Extensive control efforts are under way. The Dominican Republic held nationwide mass vaccination campaigns with oral poliovirus vaccine (OPV) in December 2000 and February 2001, with a third round planned for April 2001. All children aged <5 years are being targeted, with approximately 1.2 million OPV doses given in the first campaign. AFP surveillance has been strengthened with intensification of active case-finding and weekly reporting. Haiti has initiated regional OPV campaigns to be conducted approximately every 2 months.

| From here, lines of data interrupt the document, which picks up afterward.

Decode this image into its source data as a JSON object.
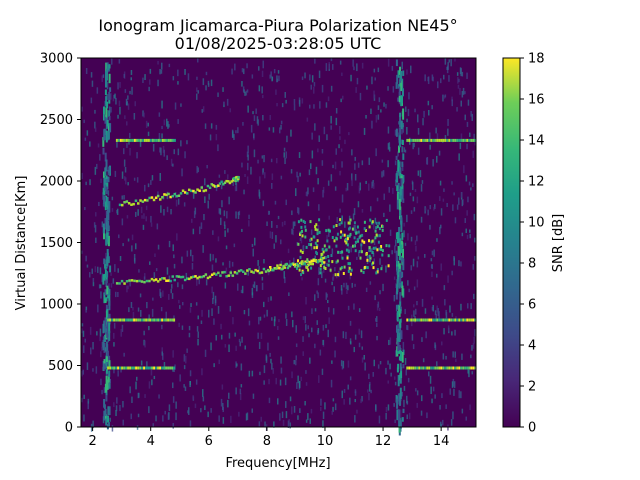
{
  "chart_data": {
    "type": "heatmap",
    "title_line1": "Ionogram Jicamarca-Piura Polarization NE45°",
    "title_line2": "01/08/2025-03:28:05 UTC",
    "xlabel": "Frequency[MHz]",
    "ylabel": "Virtual Distance[Km]",
    "xlim": [
      1.6,
      15.2
    ],
    "ylim": [
      0,
      3000
    ],
    "xticks": [
      2,
      4,
      6,
      8,
      10,
      12,
      14
    ],
    "yticks": [
      0,
      500,
      1000,
      1500,
      2000,
      2500,
      3000
    ],
    "colorbar": {
      "label": "SNR [dB]",
      "range": [
        0,
        18
      ],
      "ticks": [
        0,
        2,
        4,
        6,
        8,
        10,
        12,
        14,
        16,
        18
      ],
      "colormap": "viridis"
    },
    "traces": [
      {
        "x": [
          2.8,
          4.0,
          5.0,
          6.0,
          7.0,
          8.0,
          8.5,
          9.0,
          9.5,
          10.0
        ],
        "y": [
          1175,
          1200,
          1220,
          1240,
          1265,
          1290,
          1310,
          1330,
          1350,
          1370
        ]
      },
      {
        "x": [
          2.9,
          4.0,
          5.0,
          6.0,
          6.8,
          7.0
        ],
        "y": [
          1820,
          1860,
          1910,
          1960,
          2010,
          2030
        ]
      }
    ],
    "scatter_region": {
      "x": [
        9.0,
        12.2
      ],
      "y": [
        1250,
        1700
      ]
    },
    "horizontal_bands": [
      {
        "x_ranges": [
          [
            2.8,
            4.8
          ],
          [
            12.8,
            15.2
          ]
        ],
        "y": 2330
      },
      {
        "x_ranges": [
          [
            2.5,
            4.8
          ],
          [
            12.8,
            15.2
          ]
        ],
        "y": 870
      },
      {
        "x_ranges": [
          [
            2.5,
            4.8
          ],
          [
            12.8,
            15.2
          ]
        ],
        "y": 480
      }
    ],
    "vertical_bands": [
      2.4,
      2.5,
      12.5,
      12.6
    ]
  }
}
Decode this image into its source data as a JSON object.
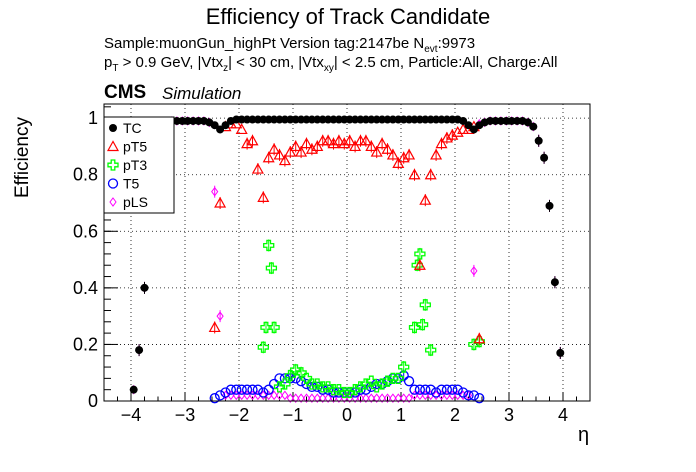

Travelers to the Dominican Republic and Haiti who are not vaccinated adequately are at risk for polio. All travelers should be vaccinated against polio according to national vaccination policies.*²

Ministry of Health, Pan American Health Organization, Santo Domingo, Dominican Republic. Ministry of Health, Pan American Health Organization, Port-au-Prince, Haiti. Caribbean Epidemiology Center Laboratory, Pan American Health Organization, Trinidad and Tobago. Div of Vaccines and Immunization, Pan American Health Organization, Washington, DC. Respiratory and Enteric Viruses Br, Div of Viral and Rickettsial Diseases, National Center for Infectious Diseases; Vaccine Preventable Disease Eradication Div, National Immunization Program, CDC.

*Recommendations for children in the United States include a 4-dose vaccination series with inactivated poliovirus vaccine (IPV) at ages 2, 4, 6-18 months, and 4-6 years. Unvaccinated adults should receive three doses of IPV, the first two doses at intervals of 4-8 weeks and the third dose 6-12 months after the second. If three doses cannot be administered within the recommended intervals before protection is needed, alternative schedules are proposed. For incompletely vaccinated persons, additional IPV doses are recommended to complete a series. Booster doses of IPV may be considered for persons who previously have completed a primary series of polio vaccination and who may be traveling to areas where polio is endemic.